The Washington Post’s Melinda Henneberger recently had a chat with House Minority Leader Nancy Pelosi (D-CA), in which the far-left politician reiterated her fierce condemnation of Republican efforts to strengthen conscience protections for healthcare providers:
In retrospect, does she think that assessment went too far? Not at all, she said: “They would” let women die on the floor, she said. “They would! Again, whatever their intention is, this is the effect.’’
Catholic health-care providers in particular have long said they’d have to go out of business without the conscience protections that Pelosi says amount to letting hospitals “say to a woman, ‘I’m sorry you could die’ if you don’t get an abortion.” Those who dispute that characterization “may not like the language,’’ she said, “but the truth is what I said. I’m a devout Catholic and I honor my faith and love it . . . but they have this conscience thing’’ that she insists put women at physical risk, although Catholic providers strongly disagree.
On one occasion, she said, laughing, one of her critics on the topic of abortion, speaking on the House floor, said, “Nancy Pelosi thinks she knows more about having babies than the pope. They think like this. And of course I do — I think the pope would agree — and I know more than you, too, mister.’’
Click here for Morgan Witt’s excellent explanation of the truth behind the Protect Life Act. Here, let’s focus on Pelosi’s…curious…understanding of her faith. To begin with, her support for the right to abortion (under basically any circumstances) is a direct, explicit rejection of Catholic teaching stretching back all the way to 70 AD. Perhaps Tertullian said it best in 197 AD:
In our case, a murder being once for all forbidden, we may not destroy even the fetus in the womb, while as yet the human being derives blood from the other parts of the body for its sustenance. To hinder a birth is merely a speedier man-killing; nor does it matter whether you take away a life that is born, or destroy one that is coming to birth. That is a man which is going to be one; you have the fruit already in its seed.

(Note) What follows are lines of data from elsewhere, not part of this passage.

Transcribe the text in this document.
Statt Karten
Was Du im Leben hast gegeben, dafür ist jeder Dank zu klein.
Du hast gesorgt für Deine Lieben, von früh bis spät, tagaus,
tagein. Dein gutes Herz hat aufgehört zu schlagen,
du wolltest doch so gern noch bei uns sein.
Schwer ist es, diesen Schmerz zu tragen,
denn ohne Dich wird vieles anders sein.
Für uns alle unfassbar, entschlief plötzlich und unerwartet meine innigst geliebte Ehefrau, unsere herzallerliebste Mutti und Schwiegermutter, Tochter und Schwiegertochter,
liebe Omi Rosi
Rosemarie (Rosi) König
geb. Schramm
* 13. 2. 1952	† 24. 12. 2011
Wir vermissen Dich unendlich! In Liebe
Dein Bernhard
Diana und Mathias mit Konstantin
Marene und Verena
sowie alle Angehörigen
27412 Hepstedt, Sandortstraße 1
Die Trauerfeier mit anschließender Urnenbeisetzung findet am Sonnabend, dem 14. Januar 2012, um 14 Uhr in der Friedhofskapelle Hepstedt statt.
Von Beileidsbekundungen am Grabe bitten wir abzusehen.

Can you really call yourself “devout” and claim to “honor” your faith while actively working to undermine its teachings on something as significant as murder? Of course not. But then, Pelosi seems to be operating from an entirely different definition of “devout,” as indicated by how casually she appoints herself a better authority on abortion than the Pope.
Even granting that a mother of five knows more about the experience of having babies than the Pope, it doesn’t follow that her word would trump his on abortion. Perhaps Rep. Pelosi would be so kind as to explain how her pregnancies revealed to her some game-changing insight as to either the Bible’s teachings about human life or the scientific consensus regarding embryology?
Now, it’s certainly Pelosi’s right to reject the authority of any number of past or present Church leaders. But if she does, she should at least be honest about that fact and its implications. She’s the one choosing to identify with a particular belief system, and like it or not, religions are a package deal. By signing on, she agrees to accept the Church’s understanding of fundamental good and evil.
Pelosi seems not to grasp—or care—that faith is about submitting to a wisdom and a will higher than one’s own, about recognizing that the limited, clouded perspective of mere mortals does not define truth and justice. It’s bad enough to play God, but to do so while professing to be among His faithful is the height of hubris.